La question de la spéculation mérite également d’être examinée. Dans les zones urbaines et périurbaines où la valeur des terrains connaît une croissance rapide, la pression immobilière peut favoriser l’accaparement, les ventes frauduleuses et les manipulations autour des parcelles. Les populations aux revenus modestes deviennent alors les principales victimes d’un marché qu’elles ne maîtrisent que difficilement. Le foncier cesse d’être un patrimoine transmissible pour se muer progressivement en un actif spéculatif, réservé à ceux qui disposent d’un capital conséquent.

La dimension sociale des conflits

Il existe par ailleurs une dimension sociale souvent négligée : les contentieux fonciers opposent parfois des membres d’une même famille, des communautés voisines ou plusieurs générations autour d’un même héritage. Tant que la sécurisation des droits coutumiers et leur intégration au droit moderne demeureront imparfaites, les tensions persisteront. Une réforme sérieuse devrait donc intégrer davantage la médiation, la prévention des conflits et la sensibilisation des populations aux procédures légales en vigueur.

La numérisation : un outil, pas une panacée

La numérisation peut apporter une partie de la solution, mais elle ne doit pas être réduite à un simple slogan administratif. Une base de données foncière fiable, accessible et régulièrement mise à jour pourrait significativement réduire les risques de doubles ventes et simplifier les vérifications préalables à toute transaction. Cependant, un système numérique ne corrigera pas, à lui seul, les pratiques frauduleuses si les données sont incomplètes, manipulables ou inégalement accessibles.

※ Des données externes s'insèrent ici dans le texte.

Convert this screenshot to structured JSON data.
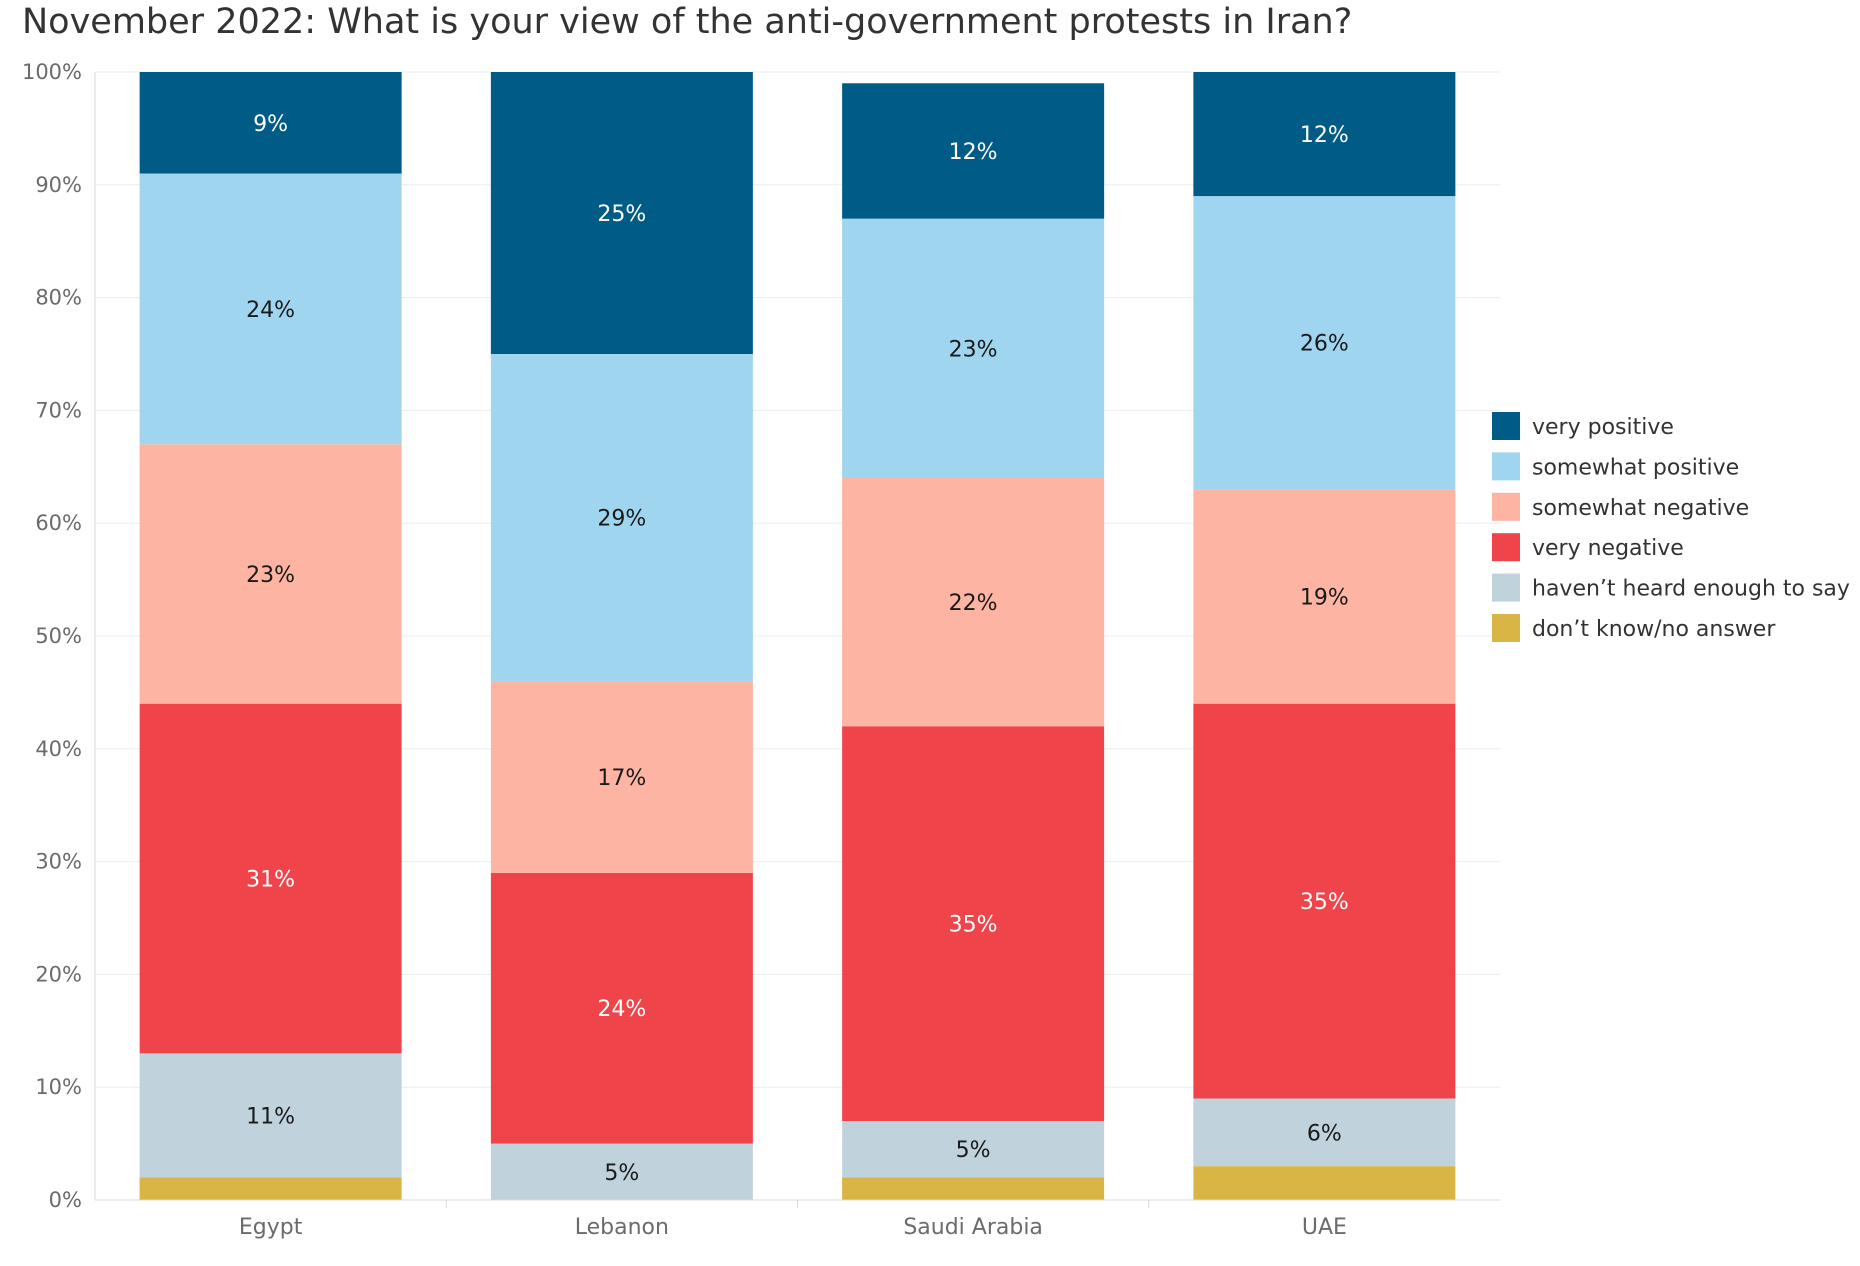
{
  "chart_data": {
    "type": "bar",
    "stacked": true,
    "title": "November 2022: What is your view of the anti-government protests in Iran?",
    "categories": [
      "Egypt",
      "Lebanon",
      "Saudi Arabia",
      "UAE"
    ],
    "series": [
      {
        "name": "don’t know/no answer",
        "color": "#d9b545",
        "label_color": "#1a1a1a",
        "values": [
          2,
          0,
          2,
          3
        ],
        "labels": [
          "",
          "",
          "",
          ""
        ]
      },
      {
        "name": "haven’t heard enough to say",
        "color": "#c0d2dc",
        "label_color": "#1a1a1a",
        "values": [
          11,
          5,
          5,
          6
        ],
        "labels": [
          "11%",
          "5%",
          "5%",
          "6%"
        ]
      },
      {
        "name": "very negative",
        "color": "#f0444b",
        "label_color": "#ffffff",
        "values": [
          31,
          24,
          35,
          35
        ],
        "labels": [
          "31%",
          "24%",
          "35%",
          "35%"
        ]
      },
      {
        "name": "somewhat negative",
        "color": "#fdb4a2",
        "label_color": "#1a1a1a",
        "values": [
          23,
          17,
          22,
          19
        ],
        "labels": [
          "23%",
          "17%",
          "22%",
          "19%"
        ]
      },
      {
        "name": "somewhat positive",
        "color": "#a0d5ef",
        "label_color": "#1a1a1a",
        "values": [
          24,
          29,
          23,
          26
        ],
        "labels": [
          "24%",
          "29%",
          "23%",
          "26%"
        ]
      },
      {
        "name": "very positive",
        "color": "#005b86",
        "label_color": "#ffffff",
        "values": [
          9,
          25,
          12,
          12
        ],
        "labels": [
          "9%",
          "25%",
          "12%",
          "12%"
        ]
      }
    ],
    "legend_order": [
      "very positive",
      "somewhat positive",
      "somewhat negative",
      "very negative",
      "haven’t heard enough to say",
      "don’t know/no answer"
    ],
    "y_ticks": [
      "0%",
      "10%",
      "20%",
      "30%",
      "40%",
      "50%",
      "60%",
      "70%",
      "80%",
      "90%",
      "100%"
    ],
    "ylim": [
      0,
      100
    ],
    "grid": true,
    "legend_position": "right"
  }
}
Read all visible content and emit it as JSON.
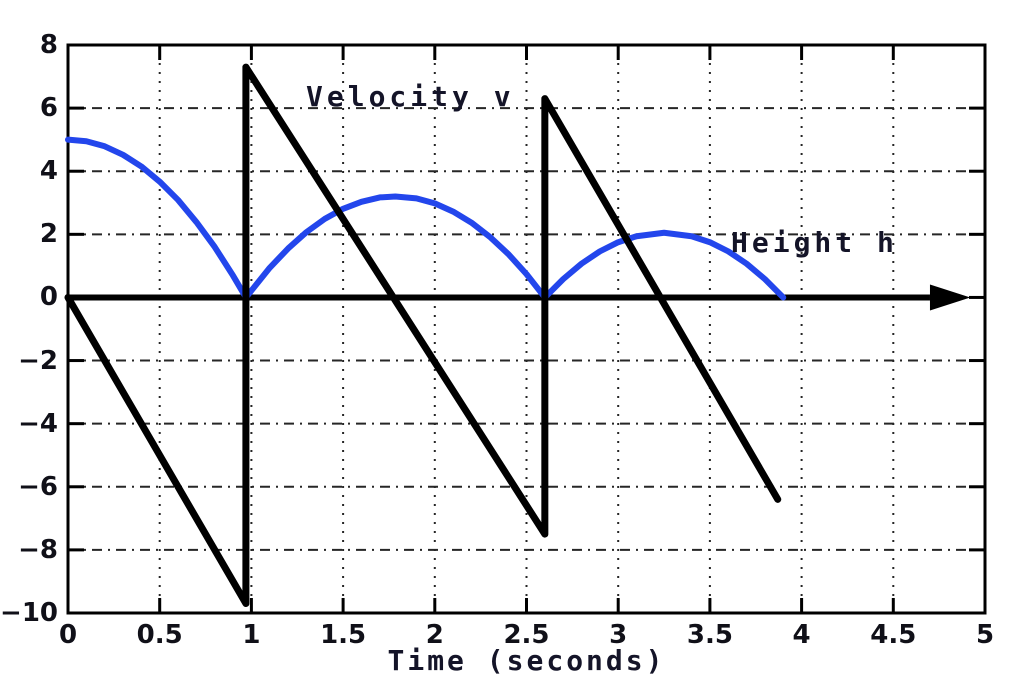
{
  "chart_data": {
    "type": "line",
    "title": "",
    "xlabel": "Time (seconds)",
    "ylabel": "",
    "xlim": [
      0,
      5
    ],
    "ylim": [
      -10,
      8
    ],
    "grid": true,
    "legend_position": "inline-annotations",
    "background": "#ffffff",
    "axis_color": "#000000",
    "grid_color": "#262626",
    "xticks": [
      0,
      0.5,
      1,
      1.5,
      2,
      2.5,
      3,
      3.5,
      4,
      4.5,
      5
    ],
    "xtick_labels": [
      "0",
      "0.5",
      "1",
      "1.5",
      "2",
      "2.5",
      "3",
      "3.5",
      "4",
      "4.5",
      "5"
    ],
    "yticks": [
      8,
      6,
      4,
      2,
      0,
      -2,
      -4,
      -6,
      -8,
      -10
    ],
    "ytick_labels": [
      "8",
      "6",
      "4",
      "2",
      "0",
      "−2",
      "−4",
      "−6",
      "−8",
      "−10"
    ],
    "x_axis_arrow": {
      "y": 0,
      "x_start": 0,
      "x_end": 4.7,
      "tip_x": 4.92
    },
    "series": [
      {
        "name": "Velocity v",
        "color": "#000000",
        "stroke_width": 7,
        "points": [
          [
            0,
            0
          ],
          [
            0.97,
            -9.7
          ],
          [
            0.97,
            7.3
          ],
          [
            2.6,
            -7.5
          ],
          [
            2.6,
            6.3
          ],
          [
            3.87,
            -6.4
          ]
        ]
      },
      {
        "name": "Height h",
        "color": "#2346ec",
        "stroke_width": 6,
        "points": [
          [
            0,
            5.0
          ],
          [
            0.1,
            4.95
          ],
          [
            0.2,
            4.79
          ],
          [
            0.3,
            4.52
          ],
          [
            0.4,
            4.15
          ],
          [
            0.5,
            3.67
          ],
          [
            0.6,
            3.09
          ],
          [
            0.7,
            2.39
          ],
          [
            0.8,
            1.6
          ],
          [
            0.9,
            0.69
          ],
          [
            0.97,
            0
          ],
          [
            1.1,
            0.94
          ],
          [
            1.2,
            1.55
          ],
          [
            1.3,
            2.07
          ],
          [
            1.4,
            2.49
          ],
          [
            1.5,
            2.81
          ],
          [
            1.6,
            3.03
          ],
          [
            1.7,
            3.17
          ],
          [
            1.785,
            3.2
          ],
          [
            1.9,
            3.14
          ],
          [
            2.0,
            2.98
          ],
          [
            2.1,
            2.72
          ],
          [
            2.2,
            2.37
          ],
          [
            2.3,
            1.92
          ],
          [
            2.4,
            1.38
          ],
          [
            2.5,
            0.74
          ],
          [
            2.6,
            0
          ],
          [
            2.7,
            0.58
          ],
          [
            2.8,
            1.07
          ],
          [
            2.9,
            1.46
          ],
          [
            3.0,
            1.75
          ],
          [
            3.1,
            1.94
          ],
          [
            3.25,
            2.05
          ],
          [
            3.4,
            1.94
          ],
          [
            3.5,
            1.75
          ],
          [
            3.6,
            1.46
          ],
          [
            3.7,
            1.07
          ],
          [
            3.8,
            0.58
          ],
          [
            3.9,
            0
          ]
        ]
      }
    ],
    "annotations": [
      {
        "text": "Velocity v",
        "x": 1.33,
        "y": 6.7
      },
      {
        "text": "Height h",
        "x": 3.65,
        "y": 2.1
      }
    ]
  }
}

Exigence de transparence des acteurs

La transparence doit également s’appliquer aux acteurs chargés de la gestion foncière. Qui est responsable de l’attribution des parcelles ? Selon quels critères ? Qui contrôle les transactions ? Comment les irrégularités sont-elles sanctionnées ? Quelles garanties sont offertes aux citoyens qui contestent une décision administrative ? Tant que ces interrogations demeureront sans réponses claires, la méfiance persistera et toute nouvelle réforme sera accueillie avec scepticisme.

L’impératif économique

Il est enfin essentiel de mesurer l’enjeu économique. Un foncier sécurisé permet aux particuliers d’investir, aux entreprises de construire, aux banques de mieux évaluer les garanties et à l’État de planifier efficacement l’aménagement du territoire. À l’inverse, l’insécurité foncière immobilise des capitaux, bloque des projets et alimente une économie de la défiance. Le problème dépasse donc largement les seuls propriétaires : il affecte directement la capacité du pays à attirer et sécuriser les investissements.

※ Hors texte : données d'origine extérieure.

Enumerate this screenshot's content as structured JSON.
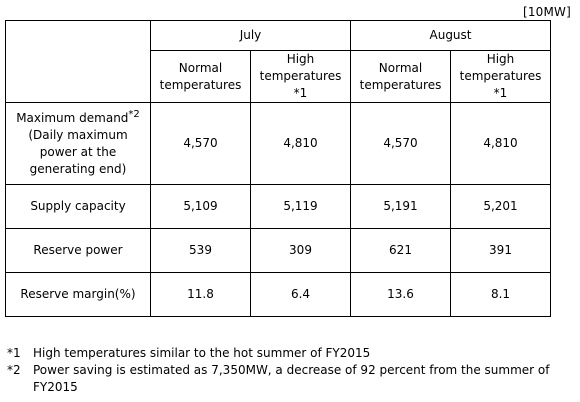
{
  "unit": "[10MW]",
  "months": [
    "July",
    "August"
  ],
  "conditions": [
    [
      "Normal",
      "temperatures"
    ],
    [
      "High",
      "temperatures",
      "*1"
    ],
    [
      "Normal",
      "temperatures"
    ],
    [
      "High",
      "temperatures",
      "*1"
    ]
  ],
  "rows": [
    {
      "label_lines": [
        "Maximum demand",
        "(Daily maximum",
        "power at the",
        "generating  end)"
      ],
      "label_sup": "*2",
      "values": [
        "4,570",
        "4,810",
        "4,570",
        "4,810"
      ]
    },
    {
      "label_lines": [
        "Supply capacity"
      ],
      "values": [
        "5,109",
        "5,119",
        "5,191",
        "5,201"
      ]
    },
    {
      "label_lines": [
        "Reserve power"
      ],
      "values": [
        "539",
        "309",
        "621",
        "391"
      ]
    },
    {
      "label_lines": [
        "Reserve margin(%)"
      ],
      "values": [
        "11.8",
        "6.4",
        "13.6",
        "8.1"
      ]
    }
  ],
  "notes": [
    {
      "mark": "*1",
      "text": "High temperatures  similar  to the hot summer  of FY2015"
    },
    {
      "mark": "*2",
      "text": "Power saving is estimated as 7,350MW, a decrease of 92 percent from the summer of FY2015"
    }
  ]
}
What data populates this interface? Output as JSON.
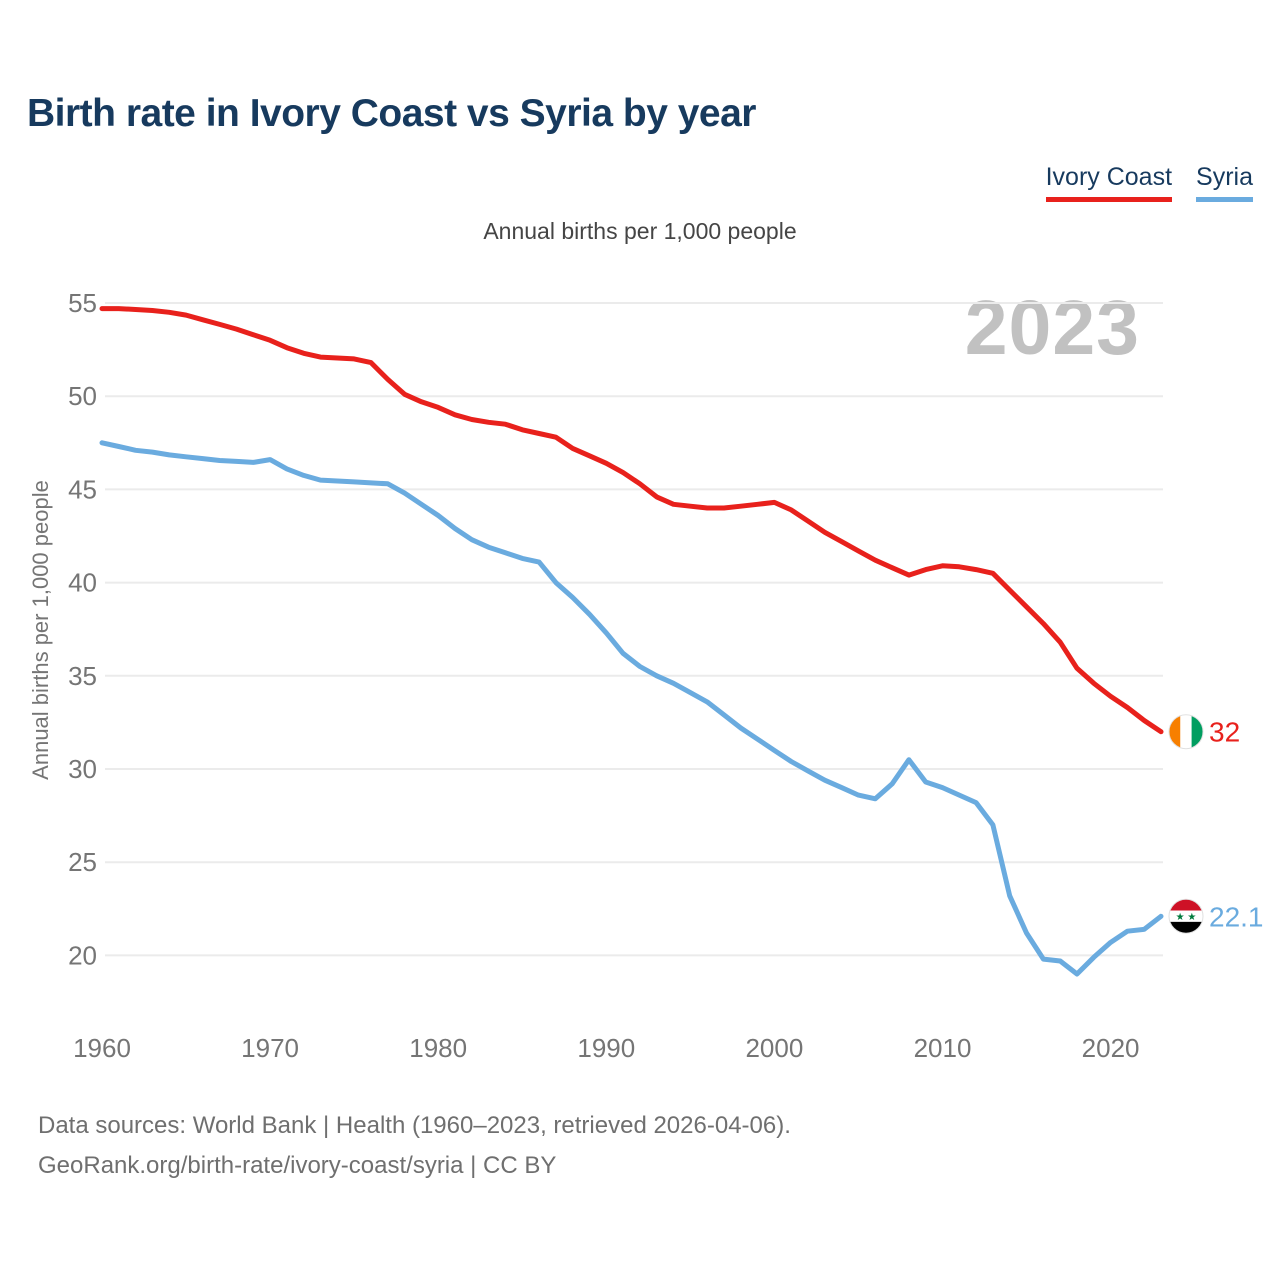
{
  "title": "Birth rate in Ivory Coast vs Syria by year",
  "subtitle": "Annual births per 1,000 people",
  "y_axis_label": "Annual births per 1,000 people",
  "watermark": "2023",
  "legend": [
    {
      "label": "Ivory Coast",
      "color": "#e8211c"
    },
    {
      "label": "Syria",
      "color": "#6aabdf"
    }
  ],
  "end_labels": [
    {
      "series": "Ivory Coast",
      "value": "32",
      "flag": "ivory-coast",
      "color": "#e8211c"
    },
    {
      "series": "Syria",
      "value": "22.1",
      "flag": "syria",
      "color": "#6aabdf"
    }
  ],
  "footer": {
    "line1": "Data sources: World Bank | Health (1960–2023, retrieved 2026-04-06).",
    "line2": "GeoRank.org/birth-rate/ivory-coast/syria | CC BY"
  },
  "colors": {
    "title_text": "#173a5e",
    "ivory_coast_line": "#e8211c",
    "syria_line": "#6aabdf",
    "grid": "#ebebeb",
    "tick_text": "#757575",
    "watermark_text": "#c1c1c1",
    "footer_text": "#6f6f6f",
    "flag_ic_orange": "#f77f00",
    "flag_ic_green": "#009e60",
    "flag_sy_red": "#ce1126",
    "flag_sy_green": "#007a3d",
    "flag_sy_black": "#000000"
  },
  "chart_data": {
    "type": "line",
    "title": "Birth rate in Ivory Coast vs Syria by year",
    "subtitle": "Annual births per 1,000 people",
    "xlabel": "",
    "ylabel": "Annual births per 1,000 people",
    "xlim": [
      1960,
      2023
    ],
    "ylim": [
      17,
      56.5
    ],
    "xticks": [
      1960,
      1970,
      1980,
      1990,
      2000,
      2010,
      2020
    ],
    "yticks": [
      20,
      25,
      30,
      35,
      40,
      45,
      50,
      55
    ],
    "grid": "horizontal",
    "legend_position": "top-right",
    "x": [
      1960,
      1961,
      1962,
      1963,
      1964,
      1965,
      1966,
      1967,
      1968,
      1969,
      1970,
      1971,
      1972,
      1973,
      1974,
      1975,
      1976,
      1977,
      1978,
      1979,
      1980,
      1981,
      1982,
      1983,
      1984,
      1985,
      1986,
      1987,
      1988,
      1989,
      1990,
      1991,
      1992,
      1993,
      1994,
      1995,
      1996,
      1997,
      1998,
      1999,
      2000,
      2001,
      2002,
      2003,
      2004,
      2005,
      2006,
      2007,
      2008,
      2009,
      2010,
      2011,
      2012,
      2013,
      2014,
      2015,
      2016,
      2017,
      2018,
      2019,
      2020,
      2021,
      2022,
      2023
    ],
    "series": [
      {
        "name": "Ivory Coast",
        "color": "#e8211c",
        "end_label": "32",
        "values": [
          54.7,
          54.7,
          54.65,
          54.6,
          54.5,
          54.35,
          54.1,
          53.85,
          53.6,
          53.3,
          53.0,
          52.6,
          52.3,
          52.1,
          52.05,
          52.0,
          51.8,
          50.9,
          50.1,
          49.7,
          49.4,
          49.0,
          48.75,
          48.6,
          48.5,
          48.2,
          48.0,
          47.8,
          47.2,
          46.8,
          46.4,
          45.9,
          45.3,
          44.6,
          44.2,
          44.1,
          44.0,
          44.0,
          44.1,
          44.2,
          44.3,
          43.9,
          43.3,
          42.7,
          42.2,
          41.7,
          41.2,
          40.8,
          40.4,
          40.7,
          40.9,
          40.85,
          40.7,
          40.5,
          39.6,
          38.7,
          37.8,
          36.8,
          35.4,
          34.6,
          33.9,
          33.3,
          32.6,
          32.0
        ]
      },
      {
        "name": "Syria",
        "color": "#6aabdf",
        "end_label": "22.1",
        "values": [
          47.5,
          47.3,
          47.1,
          47.0,
          46.85,
          46.75,
          46.65,
          46.55,
          46.5,
          46.45,
          46.6,
          46.1,
          45.75,
          45.5,
          45.45,
          45.4,
          45.35,
          45.3,
          44.8,
          44.2,
          43.6,
          42.9,
          42.3,
          41.9,
          41.6,
          41.3,
          41.1,
          40.0,
          39.2,
          38.3,
          37.3,
          36.2,
          35.5,
          35.0,
          34.6,
          34.1,
          33.6,
          32.9,
          32.2,
          31.6,
          31.0,
          30.4,
          29.9,
          29.4,
          29.0,
          28.6,
          28.4,
          29.2,
          30.5,
          29.3,
          29.0,
          28.6,
          28.2,
          27.0,
          23.2,
          21.2,
          19.8,
          19.7,
          19.0,
          19.9,
          20.7,
          21.3,
          21.4,
          22.1
        ]
      }
    ]
  }
}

C’est pourquoi la véritable question n’est pas de savoir si le Togo peut adopter une nouvelle réforme foncière, mais s’il est prêt à en assumer les implications politiques, administratives et judiciaires d’une transformation réellement contraignante. Une évolution sérieuse exigerait une transparence accrue, des sanctions effectives contre les pratiques frauduleuses, une justice plus prompte, une administration mieux encadrée et une protection renforcée des citoyens les plus vulnérables.

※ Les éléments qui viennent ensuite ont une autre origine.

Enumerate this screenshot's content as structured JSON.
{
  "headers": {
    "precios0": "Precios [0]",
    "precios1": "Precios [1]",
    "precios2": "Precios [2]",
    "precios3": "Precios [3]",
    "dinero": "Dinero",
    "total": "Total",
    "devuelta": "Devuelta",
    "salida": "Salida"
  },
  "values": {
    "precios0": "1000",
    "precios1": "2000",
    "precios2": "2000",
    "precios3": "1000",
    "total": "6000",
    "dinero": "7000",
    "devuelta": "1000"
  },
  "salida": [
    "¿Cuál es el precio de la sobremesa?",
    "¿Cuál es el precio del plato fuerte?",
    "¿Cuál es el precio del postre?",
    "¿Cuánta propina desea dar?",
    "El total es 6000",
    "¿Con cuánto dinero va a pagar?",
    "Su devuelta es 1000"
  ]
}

Sans une authentique volonté politique de rompre avec les connivences, de consolider l’État de droit et d’assainir durablement la justice foncière, toute nouvelle législation ou commission de réforme risque de n’être qu’un simple artifice. Tant que la préservation des intérêts particuliers ou partisans prévaudra sur la transparence et l’égalité devant la loi, le foncier demeurera une source de conflits au lieu de devenir le moteur économique tant espéré.